16 Novembre 2013 09:21

Teramo - Cronaca

NERETO – È stato ucciso a pietrate Massimo Bosco, 41 anni, disoccupato ed ex collaboratore di giustizia, che accusò se stesso e altre due persone del delitto dei coniugi Masi e poi venne condannato per calunnia.

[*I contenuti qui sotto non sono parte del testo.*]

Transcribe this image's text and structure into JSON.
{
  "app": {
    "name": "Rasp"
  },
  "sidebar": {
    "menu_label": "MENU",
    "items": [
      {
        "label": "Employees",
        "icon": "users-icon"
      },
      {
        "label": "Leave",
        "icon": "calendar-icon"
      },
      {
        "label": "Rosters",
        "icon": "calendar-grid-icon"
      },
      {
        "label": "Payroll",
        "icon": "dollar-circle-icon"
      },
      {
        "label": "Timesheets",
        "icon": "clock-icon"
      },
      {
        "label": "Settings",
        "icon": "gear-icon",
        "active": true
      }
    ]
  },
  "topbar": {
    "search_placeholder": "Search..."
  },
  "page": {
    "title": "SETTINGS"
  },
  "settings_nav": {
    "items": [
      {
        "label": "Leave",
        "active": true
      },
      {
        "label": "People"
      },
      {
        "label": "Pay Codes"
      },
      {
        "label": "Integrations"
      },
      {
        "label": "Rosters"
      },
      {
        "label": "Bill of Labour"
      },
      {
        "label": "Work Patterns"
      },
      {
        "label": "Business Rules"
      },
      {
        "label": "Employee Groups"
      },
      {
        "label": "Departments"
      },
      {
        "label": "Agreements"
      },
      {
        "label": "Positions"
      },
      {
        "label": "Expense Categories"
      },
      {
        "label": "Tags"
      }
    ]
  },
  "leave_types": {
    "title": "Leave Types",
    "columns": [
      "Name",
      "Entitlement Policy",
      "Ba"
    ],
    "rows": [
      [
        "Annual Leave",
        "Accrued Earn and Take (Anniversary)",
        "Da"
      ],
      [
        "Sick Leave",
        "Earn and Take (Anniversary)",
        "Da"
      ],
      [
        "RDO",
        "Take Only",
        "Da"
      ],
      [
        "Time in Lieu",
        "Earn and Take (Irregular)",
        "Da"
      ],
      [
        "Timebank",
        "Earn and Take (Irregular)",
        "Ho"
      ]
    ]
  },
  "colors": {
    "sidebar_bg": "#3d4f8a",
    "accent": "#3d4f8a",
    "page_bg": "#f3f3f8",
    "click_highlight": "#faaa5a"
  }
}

Due notti fa, Bosco, che ha origini siciliane, è stato assassinato da due barboni ad Arezzo: la causa, un posto in una tenda dove dormire.

Il giallo della morte dei Masi è ancora senza un colpevole.

Nella notte tra il 1º e il 2 giugno del 2005 l’avvocato Libero Masi e la moglie Emanuela Chelli, entrambi 57enni, vennero uccisi a colpi di machete nella loro villa di via Lenin, nel centro di Nereto.

Uno dei delitti più efferati d’Abruzzo, a distanza di 8 anni, resta un mistero. Le indagini su quel massacro, infatti, si sono chiuse senza un colpevole.

Bosco un giorno del 2006 si presentò dai carabinieri per autoaccusarsi dell’omicidio e venne arrestato. Ma nulla era vero e venne condannato per calunnia.

All’epoca abitava, da almeno dieci anni, a Nereto. Ma dal centro vibratiano, dopo la condanna per calunnia, si era trasferito a Castiglion Fibocchi, il paese di Licio Gelli.

Non aveva casa né un lavoro. Viveva come un barbone in una tenda. E lì è stato preso a calci e pugni e finito a pietrate. Gli assassini sono stati subito scoperti. Sono un romeno di 35 anni e una pugliese di 45, Maria Marziliano, amica della vittima e accusata, nel recente passato, di tre incendi dolosi in città. Il movente del delitto è la disperazione: l’uomo che si accusò del delitto dei Masi è stato assassinato per un posto nella tenda dove i due volevano trascorrere la notte.